Looking for a tractor in the 65-75 HP range for pulling 9' haybine, small square baler, seeder/drill, and it would be a back up for the round baler.

A IH 756 seems like the right fit. I found one that has Factory no T/A. Will it not have enough gears for hay work?


----------



## IHCman (Aug 27, 2011)

Dad had a 756, but it had a TA. We didn't use it much for haying but did rake ray a few times with it. I'd say you'll have plenty of gears to choose from for haying. 1st high or 4 low I think will be your most used gears.

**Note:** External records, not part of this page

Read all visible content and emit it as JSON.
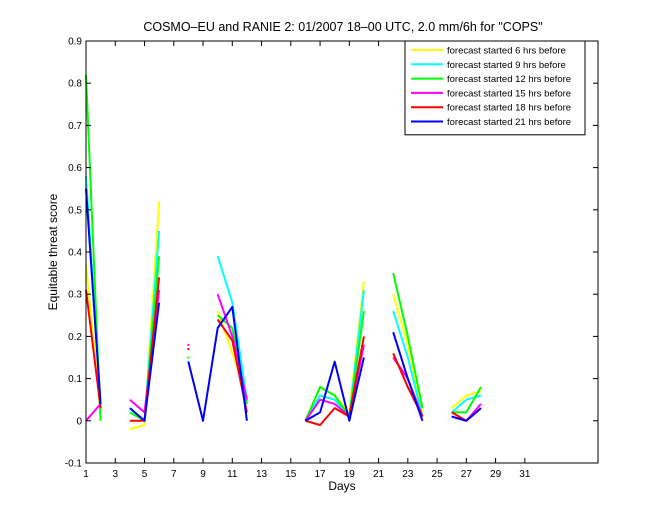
{
  "chart_data": {
    "type": "line",
    "title": "COSMO–EU and RANIE 2: 01/2007 18–00 UTC, 2.0 mm/6h for \"COPS\"",
    "xlabel": "Days",
    "ylabel": "Equitable threat score",
    "xlim": [
      1,
      36
    ],
    "ylim": [
      -0.1,
      0.9
    ],
    "xticks": [
      1,
      3,
      5,
      7,
      9,
      11,
      13,
      15,
      17,
      19,
      21,
      23,
      25,
      27,
      29,
      31
    ],
    "yticks": [
      -0.1,
      0,
      0.1,
      0.2,
      0.3,
      0.4,
      0.5,
      0.6,
      0.7,
      0.8,
      0.9
    ],
    "legend_position": "top-right",
    "grid": false,
    "series": [
      {
        "name": "forecast started 6 hrs before",
        "color": "#ffff00",
        "points": [
          [
            1,
            0.37
          ],
          [
            2,
            0.02
          ],
          null,
          [
            4,
            -0.02
          ],
          [
            5,
            -0.01
          ],
          [
            6,
            0.52
          ],
          null,
          [
            8,
            0.15
          ],
          null,
          [
            10,
            0.26
          ],
          [
            11,
            0.16
          ],
          [
            12,
            0.06
          ],
          null,
          [
            16,
            0.0
          ],
          [
            17,
            0.08
          ],
          [
            18,
            0.06
          ],
          [
            19,
            0.02
          ],
          [
            20,
            0.33
          ],
          null,
          [
            22,
            0.3
          ],
          [
            23,
            0.18
          ],
          [
            24,
            0.02
          ],
          null,
          [
            26,
            0.03
          ],
          [
            27,
            0.06
          ],
          [
            28,
            0.07
          ]
        ]
      },
      {
        "name": "forecast started 9 hrs before",
        "color": "#00ffff",
        "points": [
          [
            1,
            0.58
          ],
          [
            2,
            0.04
          ],
          null,
          [
            4,
            0.03
          ],
          [
            5,
            0.0
          ],
          [
            6,
            0.45
          ],
          null,
          [
            8,
            0.14
          ],
          null,
          [
            10,
            0.39
          ],
          [
            11,
            0.28
          ],
          [
            12,
            0.05
          ],
          null,
          [
            16,
            0.0
          ],
          [
            17,
            0.06
          ],
          [
            18,
            0.05
          ],
          [
            19,
            0.01
          ],
          [
            20,
            0.31
          ],
          null,
          [
            22,
            0.26
          ],
          [
            23,
            0.15
          ],
          [
            24,
            0.01
          ],
          null,
          [
            26,
            0.02
          ],
          [
            27,
            0.05
          ],
          [
            28,
            0.06
          ]
        ]
      },
      {
        "name": "forecast started 12 hrs before",
        "color": "#00ff00",
        "points": [
          [
            1,
            0.82
          ],
          [
            2,
            0.0
          ],
          null,
          [
            4,
            0.02
          ],
          [
            5,
            0.0
          ],
          [
            6,
            0.39
          ],
          null,
          [
            8,
            0.15
          ],
          null,
          [
            10,
            0.25
          ],
          [
            11,
            0.22
          ],
          [
            12,
            0.04
          ],
          null,
          [
            16,
            0.0
          ],
          [
            17,
            0.08
          ],
          [
            18,
            0.06
          ],
          [
            19,
            0.01
          ],
          [
            20,
            0.26
          ],
          null,
          [
            22,
            0.35
          ],
          [
            23,
            0.2
          ],
          [
            24,
            0.03
          ],
          null,
          [
            26,
            0.02
          ],
          [
            27,
            0.02
          ],
          [
            28,
            0.08
          ]
        ]
      },
      {
        "name": "forecast started 15 hrs before",
        "color": "#ff00ff",
        "points": [
          [
            1,
            0.0
          ],
          [
            2,
            0.04
          ],
          null,
          [
            4,
            0.05
          ],
          [
            5,
            0.02
          ],
          [
            6,
            0.31
          ],
          null,
          [
            8,
            0.18
          ],
          null,
          [
            10,
            0.3
          ],
          [
            11,
            0.2
          ],
          [
            12,
            0.05
          ],
          null,
          [
            16,
            0.0
          ],
          [
            17,
            0.05
          ],
          [
            18,
            0.04
          ],
          [
            19,
            0.01
          ],
          [
            20,
            0.18
          ],
          null,
          [
            22,
            0.15
          ],
          [
            23,
            0.1
          ],
          [
            24,
            0.01
          ],
          null,
          [
            26,
            0.01
          ],
          [
            27,
            0.0
          ],
          [
            28,
            0.04
          ]
        ]
      },
      {
        "name": "forecast started 18 hrs before",
        "color": "#ff0000",
        "points": [
          [
            1,
            0.31
          ],
          [
            2,
            0.03
          ],
          null,
          [
            4,
            0.0
          ],
          [
            5,
            0.0
          ],
          [
            6,
            0.34
          ],
          null,
          [
            8,
            0.17
          ],
          null,
          [
            10,
            0.24
          ],
          [
            11,
            0.19
          ],
          [
            12,
            0.02
          ],
          null,
          [
            16,
            0.0
          ],
          [
            17,
            -0.01
          ],
          [
            18,
            0.03
          ],
          [
            19,
            0.01
          ],
          [
            20,
            0.2
          ],
          null,
          [
            22,
            0.16
          ],
          [
            23,
            0.08
          ],
          [
            24,
            0.01
          ],
          null,
          [
            26,
            0.02
          ],
          [
            27,
            0.0
          ],
          [
            28,
            0.03
          ]
        ]
      },
      {
        "name": "forecast started 21 hrs before",
        "color": "#0000ff",
        "points": [
          [
            1,
            0.55
          ],
          [
            2,
            0.04
          ],
          null,
          [
            4,
            0.03
          ],
          [
            5,
            0.0
          ],
          [
            6,
            0.28
          ],
          null,
          [
            8,
            0.14
          ],
          [
            9,
            0.0
          ],
          [
            10,
            0.22
          ],
          [
            11,
            0.27
          ],
          [
            12,
            0.0
          ],
          null,
          [
            16,
            0.0
          ],
          [
            17,
            0.02
          ],
          [
            18,
            0.14
          ],
          [
            19,
            0.0
          ],
          [
            20,
            0.15
          ],
          null,
          [
            22,
            0.21
          ],
          [
            23,
            0.1
          ],
          [
            24,
            0.0
          ],
          null,
          [
            26,
            0.01
          ],
          [
            27,
            0.0
          ],
          [
            28,
            0.03
          ]
        ]
      }
    ]
  }
}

We rarely used the TA in any of the IH's that had it. About the only time I'd use the TA in the hay field is if it was a real rough spot and I wanted to slow down rather than drop a gear.


----------



## Tx Jim (Jun 30, 2014)

Eight forward gears is alright but more gears is better. Most IHC M/H's only had 5 gears. 2 cyl JD's only had a maximum of 6 gears


----------



## JeffMNY (Jan 5, 2014)

I run red ones and really don't need to move TA very often for hay work. As IHCman says 4TH low or 1st high on the 856 is mostly what I use. Maybe on a big hill with nearly a full load behind the square baler or near full on the round baler, if needed I pull TA back otherwise stays where it is. I think you will be fine with it.


----------



## Gearclash (Nov 25, 2010)

I would think only on a small square would you really need a TA. That said I wouldn't be without the TA as it makes the Hi 2 to Hi 3 shift a lot easier.


----------